The central idea in The Last Mimzy–of the future calling upon the past to save it–is one of great potency and emotion. That this takes the form of dozens (hundreds?) of rabbit dolls sent back through time is potentially sentimental, but also deeply strange, in a good way.

For the first half of The Last Mimzy, which focuses on two children discovering a rabbit doll and accompanying marvels, has a kind of innocence and simplicity that is deeply appealing. The way that this future technology makes them see the world is deftly conveyed.

The problems occur as soon as Homeland Security comes knocking due to a power outage created by the children’s experiments with the technology. From this point forward, the movie operates at the level of a Lifetime movie or an afterschool special. The characterization of pretty much everyone but the children is perfunctory at best and there’s a flatness to the dramatic tension throughout most of the rest of the movie to the unsurprising ending. Even worse, when the children are imprisoned by Homeland Security, you really don’t believe in any way, shape, or form that they could escape…or that there wouldn’t be more security cameras and personnel around, especially in the laboratory. At this point, the plot just drags the characters along.

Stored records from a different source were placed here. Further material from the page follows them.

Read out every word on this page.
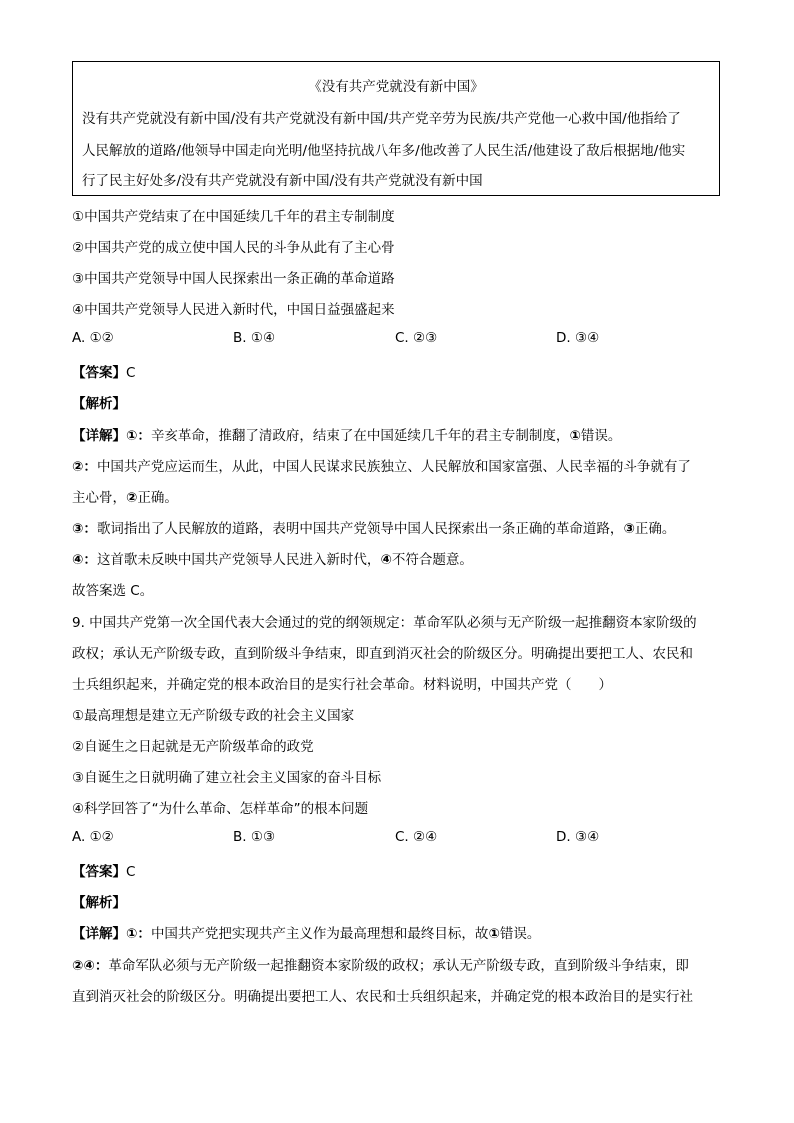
《没有共产党就没有新中国》
没有共产党就没有新中国/没有共产党就没有新中国/共产党辛劳为民族/共产党他一心救中国/他指给了
人民解放的道路/他领导中国走向光明/他坚持抗战八年多/他改善了人民生活/他建设了敌后根据地/他实
行了民主好处多/没有共产党就没有新中国/没有共产党就没有新中国
①中国共产党结束了在中国延续几千年的君主专制制度
②中国共产党的成立使中国人民的斗争从此有了主心骨
③中国共产党领导中国人民探索出一条正确的革命道路
④中国共产党领导人民进入新时代，中国日益强盛起来
A. ①②	B. ①④	C. ②③	D. ③④
【答案】C
【解析】
【详解】①：辛亥革命，推翻了清政府，结束了在中国延续几千年的君主专制制度，①错误。
②：中国共产党应运而生，从此，中国人民谋求民族独立、人民解放和国家富强、人民幸福的斗争就有了
主心骨，②正确。
③：歌词指出了人民解放的道路，表明中国共产党领导中国人民探索出一条正确的革命道路，③正确。
④：这首歌未反映中国共产党领导人民进入新时代，④不符合题意。
故答案选 C。
9. 中国共产党第一次全国代表大会通过的党的纲领规定：革命军队必须与无产阶级一起推翻资本家阶级的
政权；承认无产阶级专政，直到阶级斗争结束，即直到消灭社会的阶级区分。明确提出要把工人、农民和
士兵组织起来，并确定党的根本政治目的是实行社会革命。材料说明，中国共产党（　　）
①最高理想是建立无产阶级专政的社会主义国家
②自诞生之日起就是无产阶级革命的政党
③自诞生之日就明确了建立社会主义国家的奋斗目标
④科学回答了“为什么革命、怎样革命”的根本问题
A. ①②	B. ①③	C. ②④	D. ③④
【答案】C
【解析】
【详解】①：中国共产党把实现共产主义作为最高理想和最终目标，故①错误。
②④：革命军队必须与无产阶级一起推翻资本家阶级的政权；承认无产阶级专政，直到阶级斗争结束，即
直到消灭社会的阶级区分。明确提出要把工人、农民和士兵组织起来，并确定党的根本政治目的是实行社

Compounding this problem is the view of the future, which needs to be horribly real–like the brief glimpses of the future in Terminator–but comes off more like the discarded sets and costumes from a bad Dr. Who episode or a canceled Nickelodeon series. Whoever designed the future in The Last Mimzy has never seen a good SF movie.

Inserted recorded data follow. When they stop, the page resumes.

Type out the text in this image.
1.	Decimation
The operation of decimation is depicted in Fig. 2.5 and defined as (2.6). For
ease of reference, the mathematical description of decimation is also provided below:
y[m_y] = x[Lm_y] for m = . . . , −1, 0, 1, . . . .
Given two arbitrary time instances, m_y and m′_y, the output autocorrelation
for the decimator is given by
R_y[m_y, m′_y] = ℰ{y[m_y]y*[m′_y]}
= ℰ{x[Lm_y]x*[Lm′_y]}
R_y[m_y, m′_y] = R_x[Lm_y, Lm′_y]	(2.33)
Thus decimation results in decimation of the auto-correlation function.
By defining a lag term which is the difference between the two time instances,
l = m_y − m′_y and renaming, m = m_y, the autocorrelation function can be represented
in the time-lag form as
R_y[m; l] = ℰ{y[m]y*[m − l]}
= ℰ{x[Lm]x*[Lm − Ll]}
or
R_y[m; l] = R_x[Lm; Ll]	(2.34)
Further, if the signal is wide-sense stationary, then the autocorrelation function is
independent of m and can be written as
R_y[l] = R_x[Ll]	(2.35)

Both Ann and I were deeply disappointed by the movie because we really thought after the first 40 minutes or so that we would like the whole thing.

Comments

  1. says

    Have you read the short story this is based on? (Mimsy were the Borogoves by Lewis Padgett). I liked it very very much, but from what I understand the movie is only loosely based on it. I am still curious, but given your opinions I probably won’t bother seeing it at the cinema… Too bad, the story has real potential.

  2. says

    I hate to disagree, Jen, but I recently re-read the Padgett story and found it suffered from many of the flaws that sf had to shake off to come out of the 1950s. It’s a great concept and it’s written with an admirable toughness, but it belongs in the sf pantheon mostly by dint of its historical importance rather than its timelessness.

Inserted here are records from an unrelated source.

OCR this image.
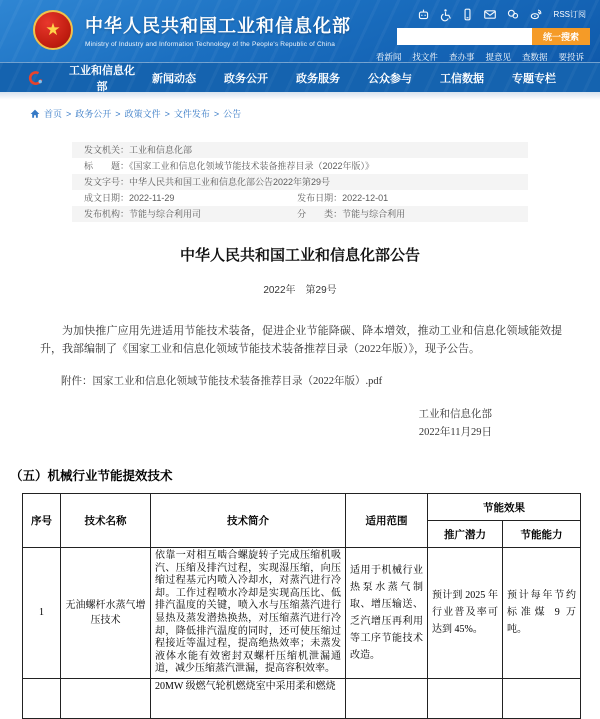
★
中华人民共和国工业和信息化部
Ministry of Industry and Information Technology of the People's Republic of China
RSS订阅
统一搜索
看新闻 找文件 查办事 提意见 查数据 要投诉
工业和信息化部
新闻动态	政务公开	政务服务	公众参与	工信数据	专题专栏
首页 > 政务公开 > 政策文件 > 文件发布 > 公告
发文机关：工业和信息化部
标　　题：《国家工业和信息化领域节能技术装备推荐目录（2022年版）》
发文字号：中华人民共和国工业和信息化部公告2022年第29号
成文日期：2022-11-29	发布日期：2022-12-01
发布机构：节能与综合利用司	分　　类：节能与综合利用
中华人民共和国工业和信息化部公告
2022年　第29号

为加快推广应用先进适用节能技术装备，促进企业节能降碳、降本增效，推动工业和信息化领域能效提升，我部编制了《国家工业和信息化领域节能技术装备推荐目录（2022年版）》，现予公告。

附件：国家工业和信息化领域节能技术装备推荐目录（2022年版）.pdf

工业和信息化部
2022年11月29日
（五）机械行业节能提效技术
序号	技术名称	技术简介	适用范围	节能效果	
				推广潜力	节能能力
1	无油螺杆水蒸气增压技术	依靠一对相互啮合螺旋转子完成压缩机吸汽、压缩及排汽过程，实现湿压缩，向压缩过程基元内喷入冷却水，对蒸汽进行冷却。工作过程喷水冷却是实现高压比、低排汽温度的关键，喷入水与压缩蒸汽进行显热及蒸发潜热换热，对压缩蒸汽进行冷却，降低排汽温度的同时，还可使压缩过程接近等温过程，提高绝热效率；未蒸发液体水能有效密封双螺杆压缩机泄漏通道，减少压缩蒸汽泄漏，提高容积效率。	适用于机械行业热泵水蒸气制取、增压输送、乏汽增压再利用等工序节能技术改造。	预计到 2025 年行业普及率可达到 45%。	预计每年节约标准煤 9 万吨。
		20MW 级燃气轮机燃烧室中采用柔和燃烧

    Having said that, I think this is *exactly* the sort of material Hollywood should be adapting to screen. It allows ideas in sf literature to percolate across to sf cinema. And being far from perfect source material it gives the filmmaker an opportunity to work on a new narrative based on the ideas in the story rather than having to slavishly follow a classic that everyone knows and loves. (If “I, Robot” had been an original screenplay it would have been just another mediocre film; but it was made almost unbearable by its failure to explore a single thought from Asimov’s original). Sadly, just because “Mimsy” is the perfect adaptation material doesn’t mean the filmmakers actually knew how to adapt it.

  3. says

    I haven’t read it–will seek it out.

    Yeah–I thought there was no reason it couldn’t be a great movie. They just needed to tame their big-budget Hollywood plot-holes-at-expense-of-reason tendencies.

    JV

  4. says

    I too was disappointed by The Last Mimzy. The concept looked good, and the allusion to Lewis Carrol made me excited. However, it did fall apart in the second half with the ludicrous elements of a pre-teen boy stealing a car and escaping from the government. Still, I though the tie-in with mandalas was particularly inventive.

    I have not read the short story, but now that I’ve heard that it’s worthwhile, I’ll have to search it out.